Quite simply, we can't. The only option we have left is to refuse the colonial gaze that wants to eat our pain, wants to read even fictionalized violence enacted on us in excruciating detail, and instead centre readers who understand, who have been there, to whom reading a story that represents them means so much more than what we find in books that either ignore us or flatten us, pathologizing our pain.
It's not always popular to believe that writers have a responsibility to centre certain audiences and be accountable to the groups they're writing about. This seems to me to reflect the same neoliberal and classical liberal notions of "individualism" and "freedom" that have gotten us to this point in history in the first place: if an artist has to worry about its pesky audience, and has actual obligations and responsibilities to that audience, then that might impede on their individual artistic freedom! This is censorship! This is fascist! Artists must be allowed to create whatever they want, whatever the result! Etc. etc.
This centering and elevation of the individual (the artist) over the group (the audience) is a particularly colonial way of thinking. But it wasn't always this way. Before there were writers and readers, there were oral storytellers standing before a rapt audience, who were mere feet from you as you wove your tale. It seems to me that the physical separation of the writer/storyteller from their audience has made it easier to mentally separate any sense of responsibility writers might have to their audience. So the question for them, now, isn't what they owe their audience, or what they're responsible for with their words, but a much more simplistic and uninteresting, "What do I have the right to say, write, do?" It's less about whether they should write something, or how they should write it, and more about whether they can, as if there's some mysterious force physically stopping them instead of an engaged audience waiting, hoping to converse with them about their artistic choices.

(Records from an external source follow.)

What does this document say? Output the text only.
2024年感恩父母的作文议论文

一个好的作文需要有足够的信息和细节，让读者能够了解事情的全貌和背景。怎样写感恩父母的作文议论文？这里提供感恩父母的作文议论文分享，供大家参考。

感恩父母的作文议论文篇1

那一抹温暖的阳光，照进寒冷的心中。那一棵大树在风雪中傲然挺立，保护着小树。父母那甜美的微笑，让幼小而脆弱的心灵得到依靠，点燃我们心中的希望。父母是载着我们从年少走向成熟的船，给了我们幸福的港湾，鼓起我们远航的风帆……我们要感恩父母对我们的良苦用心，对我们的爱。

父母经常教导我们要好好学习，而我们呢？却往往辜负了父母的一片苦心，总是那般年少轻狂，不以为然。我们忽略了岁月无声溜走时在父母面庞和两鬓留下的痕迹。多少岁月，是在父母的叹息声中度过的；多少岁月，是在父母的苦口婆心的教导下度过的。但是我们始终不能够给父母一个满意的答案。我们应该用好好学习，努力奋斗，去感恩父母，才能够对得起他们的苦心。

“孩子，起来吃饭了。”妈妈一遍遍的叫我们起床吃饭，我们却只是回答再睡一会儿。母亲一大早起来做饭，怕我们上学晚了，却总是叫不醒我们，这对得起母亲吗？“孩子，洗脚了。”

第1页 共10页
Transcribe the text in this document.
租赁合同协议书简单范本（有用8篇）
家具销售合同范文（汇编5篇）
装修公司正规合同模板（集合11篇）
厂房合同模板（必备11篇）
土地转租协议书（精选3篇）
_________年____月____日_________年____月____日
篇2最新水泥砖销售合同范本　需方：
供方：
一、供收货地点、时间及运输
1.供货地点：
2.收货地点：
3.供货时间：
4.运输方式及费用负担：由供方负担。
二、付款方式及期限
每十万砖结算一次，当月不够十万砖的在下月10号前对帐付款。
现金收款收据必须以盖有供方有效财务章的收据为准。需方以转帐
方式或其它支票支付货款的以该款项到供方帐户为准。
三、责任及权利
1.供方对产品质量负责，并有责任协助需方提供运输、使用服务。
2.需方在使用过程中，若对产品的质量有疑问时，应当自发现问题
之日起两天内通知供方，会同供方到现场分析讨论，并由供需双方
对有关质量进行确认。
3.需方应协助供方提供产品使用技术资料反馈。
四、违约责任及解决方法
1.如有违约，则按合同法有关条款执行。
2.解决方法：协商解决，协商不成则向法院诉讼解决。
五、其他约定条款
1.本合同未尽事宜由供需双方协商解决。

The only option we have left is to refuse the colonial gaze that wants to eat our pain and instead centre readers who understand, who have been there.- Alicia Elliott
Thinking about that, I realize the difference between trauma porn and trauma-informed narratives. Writers of trauma porn seem more interested in depicting all the blood and viscera of trauma than anything else. They don't seem to want their work to be in conversation with those who have actually experienced those traumas, nor do they feel any obligation toward them. Writers of trauma-informed narratives, on the other hand, seem to be deeply considering their audience — an audience they presume has gone through whatever traumas that author has chosen to depict, and that understands trauma is not an identity or source of status. An audience who the author expects to have to look into the eyes of one day, and in that looking, understand that "my trauma," as Sehgal writes, "becomes but one rung of a ladder. Climb it; what else will you see?"
Or as Vermette writes, in an aside to her trigger warning that feels like she is sitting across from us at our kitchen table, reaching a hand over to place warmly on ours: "It's not just about [trauma], hey? ... I do try to cram as much love and hope in between as possible."
It's that hope and love that offer other rungs — that, despite the trauma, make all the difference.